In Europe their pricing is even less competitive.

It's insane how much they charge for bandwidth and it severely limits the usefulness of the service.

I guess that might be the point though. If egress is expensive, you're encouraged to keep everything inside GCP.


>"Disclaimer: I work on Google Cloud (and want to sell you cores)"

Can you share exactly what you do on GCE?


Sure.

I used to work on Compute Engine itself. I led the team that built and launched Preemptible VMs, and I still participate in its upkeep / improvements. So I generally still write little bits of code that nobody else wants to (especially monitoring and other cleanup type work).

About a year ago we started an Office of the CTO with me as the first "hire". So I transitioned from building new things and writing code much of the time (Note: Many at Google will snicker at this, as I am routinely teased for being a pseudo-PM) to talking to high-profile customers most of the time (think CTO / VP Eng types). We usually talk through where they are, what challenges they have, and whether or not GCP can actually fulfill their needs today (and as my group focuses on candor, we certainly say "You shouldn't migrate to us until we do X, Y, and Z, or you rewrite Foo").

I just hang out on HN as I like the dialogue :).


I love preemptible VMs, you and your team's work has made some impressive compute projects financially feasible. :- )

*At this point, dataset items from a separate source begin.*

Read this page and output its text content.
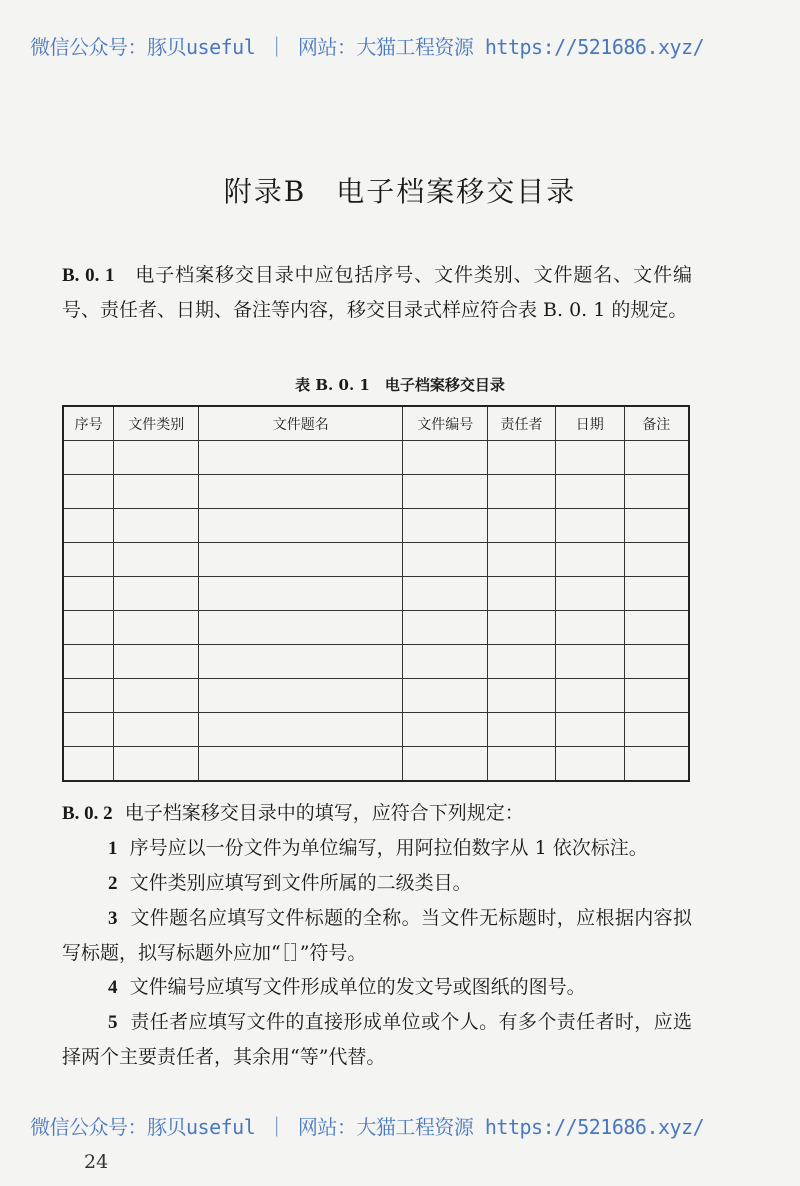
微信公众号：豚贝useful ｜ 网站：大猫工程资源 https://521686.xyz/
附录B　电子档案移交目录
B. 0. 1 电子档案移交目录中应包括序号、文件类别、文件题名、文件编号、责任者、日期、备注等内容，移交目录式样应符合表 B. 0. 1 的规定。
表 B. 0. 1　电子档案移交目录
序号	文件类别	文件题名	文件编号	责任者	日期	备注

B. 0. 2 电子档案移交目录中的填写，应符合下列规定：
1 序号应以一份文件为单位编写，用阿拉伯数字从 1 依次标注。
2 文件类别应填写到文件所属的二级类目。
3 文件题名应填写文件标题的全称。当文件无标题时，应根据内容拟写标题，拟写标题外应加“［］”符号。
4 文件编号应填写文件形成单位的发文号或图纸的图号。
5 责任者应填写文件的直接形成单位或个人。有多个责任者时，应选择两个主要责任者，其余用“等”代替。
微信公众号：豚贝useful ｜ 网站：大猫工程资源 https://521686.xyz/
24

You folks should really have a utility on the default images (maybe call it `seppuku` or `dienow`) which sends an "o" to /proc/sysrq-trigger; using that has allowed me to time shutdowns to within a couple seconds at worst (though there is an unfortunate discrepancy between the account logs, which show the accurate node shutdown time, and the instance logs, which only show it a few seconds later).


Interesting, thanks for sharing. Your role sounds similar to Cloud Solution Architect role I read about. Is there some overlap there?

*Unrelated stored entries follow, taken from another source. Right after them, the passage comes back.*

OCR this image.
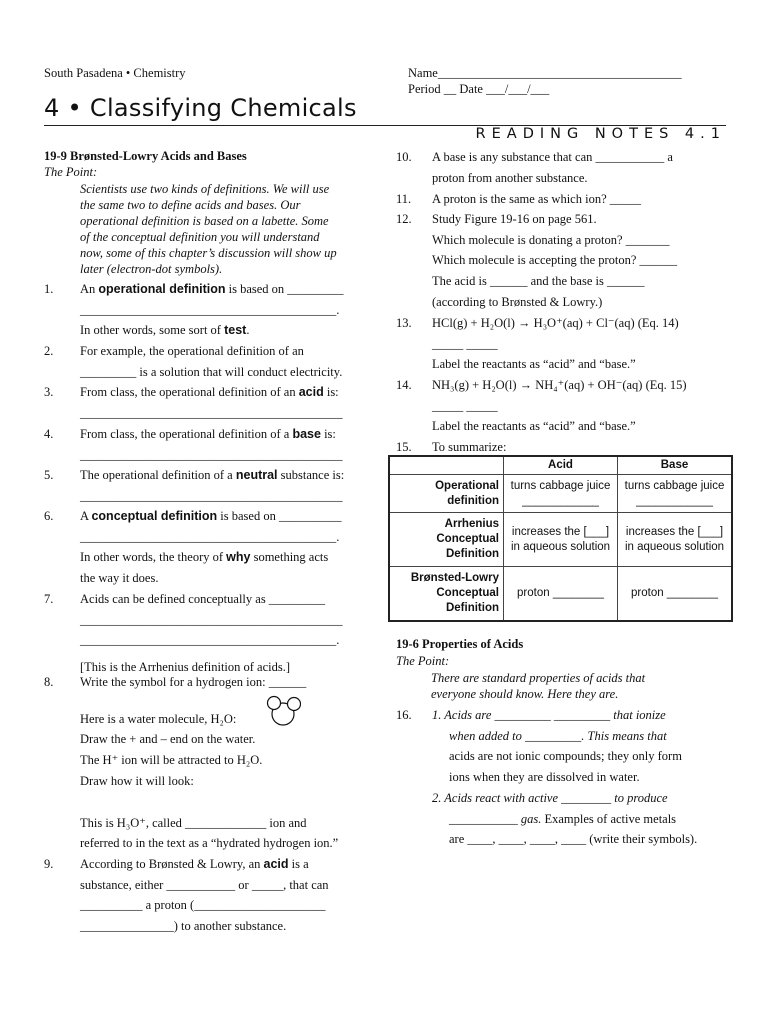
South Pasadena • Chemistry	Name_______________________________________
Period __ Date ___/___/___
4 • Classifying Chemicals
READING NOTES 4.1
19-9 Brønsted-Lowry Acids and Bases
The Point:
Scientists use two kinds of definitions. We will use
the same two to define acids and bases. Our
operational definition is based on a labette. Some
of the conceptual definition you will understand
now, some of this chapter’s discussion will show up
later (electron-dot symbols).
1.	An operational definition is based on _________
_________________________________________.
In other words, some sort of test.
2.	For example, the operational definition of an
_________ is a solution that will conduct electricity.
3.	From class, the operational definition of an acid is:
__________________________________________
4.	From class, the operational definition of a base is:
__________________________________________
5.	The operational definition of a neutral substance is:
__________________________________________
6.	A conceptual definition is based on __________
_________________________________________.
In other words, the theory of why something acts
the way it does.
7.	Acids can be defined conceptually as _________
__________________________________________
_________________________________________.
[This is the Arrhenius definition of acids.]
8.	Write the symbol for a hydrogen ion: ______
Here is a water molecule, H₂O:
Draw the + and – end on the water.
The H⁺ ion will be attracted to H₂O.
Draw how it will look:
This is H₃O⁺, called _____________ ion and
referred to in the text as a “hydrated hydrogen ion.”
9.	According to Brønsted & Lowry, an acid is a
substance, either ___________ or _____, that can
__________ a proton (_____________________
_______________) to another substance.
10.	A base is any substance that can ___________ a
proton from another substance.
11.	A proton is the same as which ion? _____
12.	Study Figure 19-16 on page 561.
Which molecule is donating a proton? _______
Which molecule is accepting the proton? ______
The acid is ______ and the base is ______
(according to Brønsted & Lowry.)
13.	HCl(g) + H₂O(l) → H₃O⁺(aq) + Cl⁻(aq) (Eq. 14)
_____ _____
Label the reactants as “acid” and “base.”
14.	NH₃(g) + H₂O(l) → NH₄⁺(aq) + OH⁻(aq) (Eq. 15)
_____ _____
Label the reactants as “acid” and “base.”
15.	To summarize:
	Acid	Base
Operational definition	turns cabbage juice ____________	turns cabbage juice ____________
Arrhenius Conceptual Definition	increases the [___] in aqueous solution	increases the [___] in aqueous solution
Brønsted-Lowry Conceptual Definition	proton ________	proton ________
19-6 Properties of Acids
The Point:
There are standard properties of acids that
everyone should know. Here they are.
16.	1. Acids are _________ _________ that ionize
when added to _________. This means that
acids are not ionic compounds; they only form
ions when they are dissolved in water.
2. Acids react with active ________ to produce
___________ gas. Examples of active metals
are ____, ____, ____, ____ (write their symbols).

I'm not trying to contradict Solomon's reply, but I lead our partner-centric solution architect team and we do send a good portion of our time in the same sort of engagements the Office of the CTO do, just in the context of three party (Google+partner+customer) opportunities. It's fun and I'm hiring (MTV, Bangalore and Paris).

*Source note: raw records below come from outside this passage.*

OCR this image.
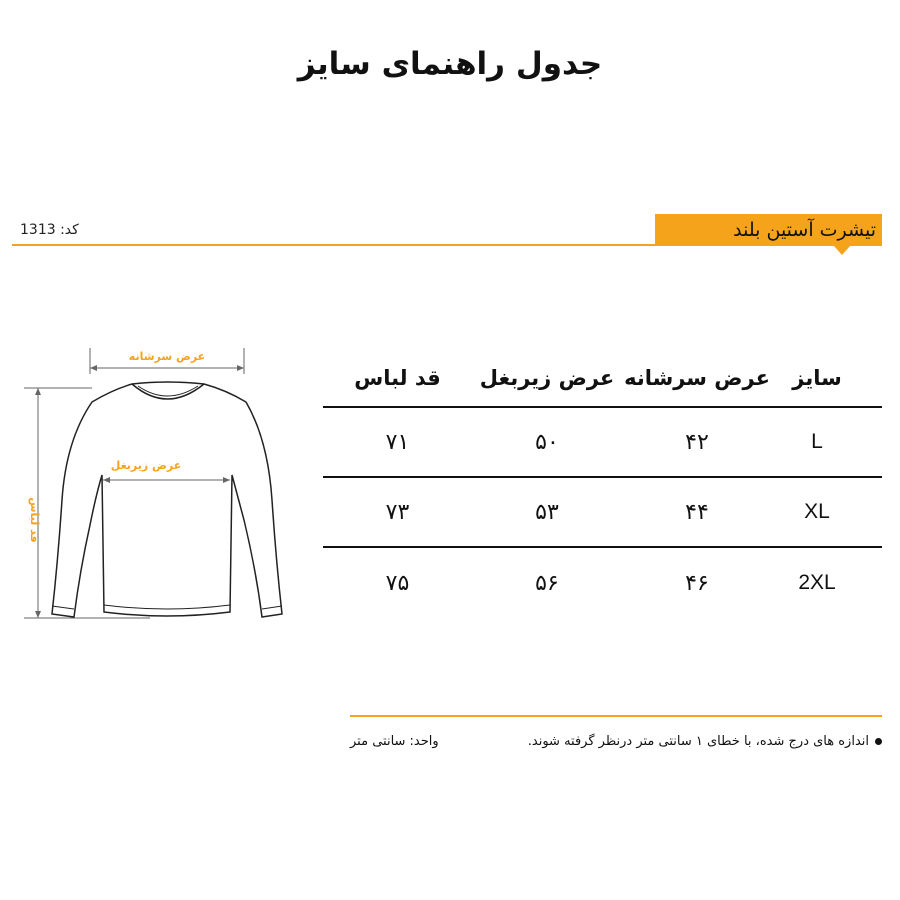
جدول راهنمای سایز
تیشرت آستین بلند
کد: 1313
عرض سرشانه
قد لباس
عرض زیربغل
سایز
عرض سرشانه
عرض زیربغل
قد لباس
L
۴۲
۵۰
۷۱
XL
۴۴
۵۳
۷۳
2XL
۴۶
۵۶
۷۵
اندازه های درج شده، با خطای ۱ سانتی متر درنظر گرفته شوند.
واحد: سانتی متر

>"It's fun and I'm hiring (MTV, Bangalore and Paris)."

Might you have a link for this role? Do you have a way to get in touch? I didn't see any details in your profile.


As another GCP person, I will attest that this SA team is legendary for creating valued solutions and good vibes.

The email you're looking for is etally@


This is a general SA posting, but please email me for specifics on my openings.

https://careers.google.com/jobs#!t=jo&jid=/google/solutions-...


I think the user (bogomipz) was looking for your email contact. Could it be eitally@google.com?

[EDIT] According to another Googler in this thread, the address is actually etally@google.com.


Thanks for the save -- I can see my email in my profile and assumed it was visible to others, too.


Thanks, cheers.


There's certainly some overlap, though the Solutions Architects (SAs) are more explicitly focused on publishing solutions (cloud.google.com/solutions).

My team is composed of a mix of Google engineers that can (kind of) talk to people, and recovering CXO types from various industries (Finance, Healthcare, etc.). Each of us try to only work deeply with 1-3 customers at once, while SAs are usually focused on more broadly applicable solutions.

We all weave in and out depending on personal relationships with customers and individual skill sets, but we're all behind trying to make our customers successful regardless of role or title.


Thanks for the detailed response. It must be an interesting time right now in that group, nice to hear some insight.


As far as the title goes sticking to plain English words instead of acronyms would be nicer. I have to think for a moment to guess what GA stands for and GCE is completely meaningless to me without following the link and seeing that it is Google cloud crap.